= Julian Movchan =

Julian Movchan (Юлiан Григорович Mовчан, February 19, 1913 – January 6, 2002) was a Ukrainian-American journalist, writer and doctor.

==Biography==

Julian Movchan

Born in the village of Zorokiv to a family of well-to-do peasants, in the Cherniakhiv region of what is now the Zhytomyr Oblast, his works first appeared in the local oblast newspaper Radianska Volyn when he was fourteen years old. Movchan moved to Zhytomyr to pursue secondary school but, due to his family's persecution as kurkuls, left for Kharkiv, Ukraine's capital at the time where he began a new life. Escaping the ravages of the famine that engulfed most of rural Ukraine, Julian Movchan worked in a factory while editing its newspaper. At this time, he completed his education at an institute for journalism. However, disappointed with increasing censorship of the 1930s and unwilling for moral reasons to join the communist party, Movchan abandoned his career in journalism and entered medical school. When the Soviet Army occupied western Ukraine in 1939, he transferred his studies to Lviv. During the subsequent German occupation, he resumed his journalistic work, denouncing the Stalinist regime. During this time he also treated wounded soldiers of the UPA when they were smuggled into the city.

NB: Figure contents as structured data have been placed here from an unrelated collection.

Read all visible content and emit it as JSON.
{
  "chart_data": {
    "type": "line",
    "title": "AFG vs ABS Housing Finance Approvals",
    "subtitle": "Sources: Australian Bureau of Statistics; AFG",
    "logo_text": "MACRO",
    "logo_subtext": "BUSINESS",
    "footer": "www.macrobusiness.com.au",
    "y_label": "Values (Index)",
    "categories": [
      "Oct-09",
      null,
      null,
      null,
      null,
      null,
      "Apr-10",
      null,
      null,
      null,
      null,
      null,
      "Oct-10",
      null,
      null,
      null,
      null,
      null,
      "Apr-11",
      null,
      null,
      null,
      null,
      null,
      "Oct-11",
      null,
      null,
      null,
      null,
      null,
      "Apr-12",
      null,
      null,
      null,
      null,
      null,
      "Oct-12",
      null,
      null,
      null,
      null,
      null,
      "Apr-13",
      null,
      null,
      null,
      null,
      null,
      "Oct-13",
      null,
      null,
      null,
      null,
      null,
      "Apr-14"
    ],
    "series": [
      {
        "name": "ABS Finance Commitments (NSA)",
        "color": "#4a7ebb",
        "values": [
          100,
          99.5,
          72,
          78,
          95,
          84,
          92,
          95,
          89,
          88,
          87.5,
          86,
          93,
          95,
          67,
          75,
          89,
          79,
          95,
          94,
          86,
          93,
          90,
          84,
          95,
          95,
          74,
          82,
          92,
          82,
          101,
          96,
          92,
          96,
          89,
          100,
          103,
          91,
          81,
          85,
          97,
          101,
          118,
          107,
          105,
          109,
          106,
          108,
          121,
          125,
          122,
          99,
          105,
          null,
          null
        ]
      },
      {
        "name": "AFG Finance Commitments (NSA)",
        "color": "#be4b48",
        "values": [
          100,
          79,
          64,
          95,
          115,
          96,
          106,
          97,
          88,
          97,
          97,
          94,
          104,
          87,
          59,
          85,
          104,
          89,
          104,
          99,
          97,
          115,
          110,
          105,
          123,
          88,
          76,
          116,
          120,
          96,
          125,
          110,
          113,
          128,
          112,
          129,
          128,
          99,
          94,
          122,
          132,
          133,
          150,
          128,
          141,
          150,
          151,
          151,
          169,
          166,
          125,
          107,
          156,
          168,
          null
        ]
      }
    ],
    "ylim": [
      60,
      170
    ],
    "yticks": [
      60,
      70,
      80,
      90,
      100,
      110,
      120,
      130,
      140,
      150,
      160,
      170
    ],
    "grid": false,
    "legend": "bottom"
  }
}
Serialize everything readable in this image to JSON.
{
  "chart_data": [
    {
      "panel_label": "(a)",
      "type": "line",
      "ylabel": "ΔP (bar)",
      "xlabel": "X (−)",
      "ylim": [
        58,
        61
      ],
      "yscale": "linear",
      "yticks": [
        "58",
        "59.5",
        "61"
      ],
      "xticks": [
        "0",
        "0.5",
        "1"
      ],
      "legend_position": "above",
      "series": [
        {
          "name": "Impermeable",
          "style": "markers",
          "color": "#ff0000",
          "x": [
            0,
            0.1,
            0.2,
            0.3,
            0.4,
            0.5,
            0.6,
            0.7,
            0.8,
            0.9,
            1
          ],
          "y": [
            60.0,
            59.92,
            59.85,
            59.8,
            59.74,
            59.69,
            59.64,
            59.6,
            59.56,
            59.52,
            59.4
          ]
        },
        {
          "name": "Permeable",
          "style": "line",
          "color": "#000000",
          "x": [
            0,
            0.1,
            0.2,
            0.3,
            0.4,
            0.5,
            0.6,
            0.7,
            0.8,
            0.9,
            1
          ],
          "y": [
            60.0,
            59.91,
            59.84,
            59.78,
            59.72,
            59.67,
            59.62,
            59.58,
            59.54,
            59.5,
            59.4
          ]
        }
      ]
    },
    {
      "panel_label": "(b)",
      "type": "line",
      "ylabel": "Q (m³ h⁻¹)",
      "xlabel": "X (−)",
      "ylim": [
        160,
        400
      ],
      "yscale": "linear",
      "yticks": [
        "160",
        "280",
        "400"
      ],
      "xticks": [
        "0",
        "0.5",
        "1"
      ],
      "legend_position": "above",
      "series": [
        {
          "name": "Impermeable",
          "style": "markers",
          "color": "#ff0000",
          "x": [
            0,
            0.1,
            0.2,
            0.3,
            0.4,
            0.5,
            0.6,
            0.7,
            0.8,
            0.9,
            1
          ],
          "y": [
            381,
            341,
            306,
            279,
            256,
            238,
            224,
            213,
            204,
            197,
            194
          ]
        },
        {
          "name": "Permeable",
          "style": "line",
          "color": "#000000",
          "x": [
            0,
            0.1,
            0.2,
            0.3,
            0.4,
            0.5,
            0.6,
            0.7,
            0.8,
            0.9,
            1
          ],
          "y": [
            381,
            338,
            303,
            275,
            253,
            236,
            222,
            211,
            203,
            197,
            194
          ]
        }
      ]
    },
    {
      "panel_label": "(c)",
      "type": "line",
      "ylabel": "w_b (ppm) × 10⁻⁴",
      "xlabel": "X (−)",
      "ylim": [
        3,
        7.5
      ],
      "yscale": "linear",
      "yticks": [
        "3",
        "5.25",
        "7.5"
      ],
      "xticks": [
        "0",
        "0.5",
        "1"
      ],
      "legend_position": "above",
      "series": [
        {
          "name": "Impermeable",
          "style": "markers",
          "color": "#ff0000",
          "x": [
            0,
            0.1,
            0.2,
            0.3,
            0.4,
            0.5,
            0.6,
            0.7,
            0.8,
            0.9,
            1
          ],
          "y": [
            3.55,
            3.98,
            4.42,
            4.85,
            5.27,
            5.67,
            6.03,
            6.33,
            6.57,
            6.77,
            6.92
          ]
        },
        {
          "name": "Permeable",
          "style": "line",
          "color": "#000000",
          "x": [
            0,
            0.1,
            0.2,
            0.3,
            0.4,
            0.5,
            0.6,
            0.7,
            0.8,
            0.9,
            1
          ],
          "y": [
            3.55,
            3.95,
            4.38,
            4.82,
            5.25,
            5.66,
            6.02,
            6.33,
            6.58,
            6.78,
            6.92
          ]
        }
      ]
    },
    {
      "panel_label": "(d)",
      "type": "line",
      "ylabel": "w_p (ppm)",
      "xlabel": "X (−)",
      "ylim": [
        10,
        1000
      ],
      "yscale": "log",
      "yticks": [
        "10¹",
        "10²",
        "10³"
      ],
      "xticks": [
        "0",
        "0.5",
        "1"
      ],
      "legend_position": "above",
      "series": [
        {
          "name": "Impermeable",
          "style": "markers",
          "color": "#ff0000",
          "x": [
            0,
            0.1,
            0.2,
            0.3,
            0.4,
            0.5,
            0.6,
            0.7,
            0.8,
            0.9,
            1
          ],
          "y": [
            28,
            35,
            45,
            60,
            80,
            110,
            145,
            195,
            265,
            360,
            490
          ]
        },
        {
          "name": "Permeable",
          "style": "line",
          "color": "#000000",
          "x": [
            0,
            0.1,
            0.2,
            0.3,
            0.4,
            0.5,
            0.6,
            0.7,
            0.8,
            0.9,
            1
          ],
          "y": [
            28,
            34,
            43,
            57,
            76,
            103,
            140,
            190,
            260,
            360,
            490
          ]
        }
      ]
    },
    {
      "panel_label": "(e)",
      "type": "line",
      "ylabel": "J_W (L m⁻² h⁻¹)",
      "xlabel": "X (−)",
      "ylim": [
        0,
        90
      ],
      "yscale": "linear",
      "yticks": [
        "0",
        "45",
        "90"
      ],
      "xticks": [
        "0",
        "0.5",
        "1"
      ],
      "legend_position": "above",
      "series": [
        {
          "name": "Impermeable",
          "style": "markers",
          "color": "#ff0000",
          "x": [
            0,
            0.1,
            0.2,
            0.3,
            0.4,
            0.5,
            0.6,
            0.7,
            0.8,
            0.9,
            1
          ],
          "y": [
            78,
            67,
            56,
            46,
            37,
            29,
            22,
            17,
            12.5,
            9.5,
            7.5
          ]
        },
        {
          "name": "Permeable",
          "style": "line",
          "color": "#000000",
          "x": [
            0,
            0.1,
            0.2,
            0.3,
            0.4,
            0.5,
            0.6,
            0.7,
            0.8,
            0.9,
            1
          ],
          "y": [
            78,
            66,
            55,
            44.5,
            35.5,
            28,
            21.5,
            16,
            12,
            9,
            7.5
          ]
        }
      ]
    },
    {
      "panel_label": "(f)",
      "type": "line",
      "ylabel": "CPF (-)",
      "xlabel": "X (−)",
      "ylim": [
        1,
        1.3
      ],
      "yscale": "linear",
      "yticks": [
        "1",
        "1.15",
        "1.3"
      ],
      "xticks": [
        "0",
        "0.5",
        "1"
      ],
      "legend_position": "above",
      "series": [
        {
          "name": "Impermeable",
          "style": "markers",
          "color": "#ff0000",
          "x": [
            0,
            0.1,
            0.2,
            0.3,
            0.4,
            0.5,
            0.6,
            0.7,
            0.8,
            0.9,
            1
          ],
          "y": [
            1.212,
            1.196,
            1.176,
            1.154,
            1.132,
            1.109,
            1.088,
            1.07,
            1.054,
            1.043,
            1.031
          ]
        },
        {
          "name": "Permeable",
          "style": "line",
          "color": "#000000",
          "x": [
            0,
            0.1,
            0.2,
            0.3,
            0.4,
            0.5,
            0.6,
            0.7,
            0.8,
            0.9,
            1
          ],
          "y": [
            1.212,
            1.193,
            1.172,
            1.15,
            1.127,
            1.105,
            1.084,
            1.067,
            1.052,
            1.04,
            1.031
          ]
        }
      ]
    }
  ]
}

When the Soviets returned, he fled westward and completed his medical studies in Munich. In 1949, he moved to America, eventually settling outside Cleveland, Ohio. He married, and had two children and four grandchildren.

After leaving Ukraine Movchan befriended Volodymyr Vynnychenko, the exiled president of Ukraine. The two had much in common: they were both eastern Ukrainian writers of humble origins with a left-wing but anti-Soviet patriotic Ukrainian political orientation. After Vynnychenko's death, Movchan was invited by his widow to move to France and serve as caretaker of Vynnychenko's archives. Movchan declined, but donated many of Vynnychenko's letters to the archives at Columbia University. Movchan continued to write until his death in January 2002.

==Writings==

While maintaining a medical practice in the United States, Movchan was a prolific writer, with over 1,800 published articles or letters, primarily but not exclusively in Ukrainian diaspora newspapers. Some of the many journals and newspapers that have included his articles and letters have included: the historically most important Ukrainian diaspora newspaper Svoboda ; Homin Ukrayiny ; Narodnia Volia (newspaper of Ukrainian Social Revolutionaries); Novi Dni; Novoye Russkoye Slovo , and The Militant. Movchan primarily wrote on political and health-care related issues. He also wrote several books, including:

- Doctor's Notes (Записки Лiкария), Toronto, (1966). Collection of anecdotes from medical practice
- Unforgotten and Unforgiven (Незабутне i Непрощене), New York, Buenos Aires (1982); 2nd edition published in Kyiv, Ukraine in 1992. Personal recollection of the life of a kurkul family in the 1920s and 1930s.
- My Travels Around the World (Моi Подорожi Довкола Свiту), New York (1985). Memoirs of his travels throughout the world.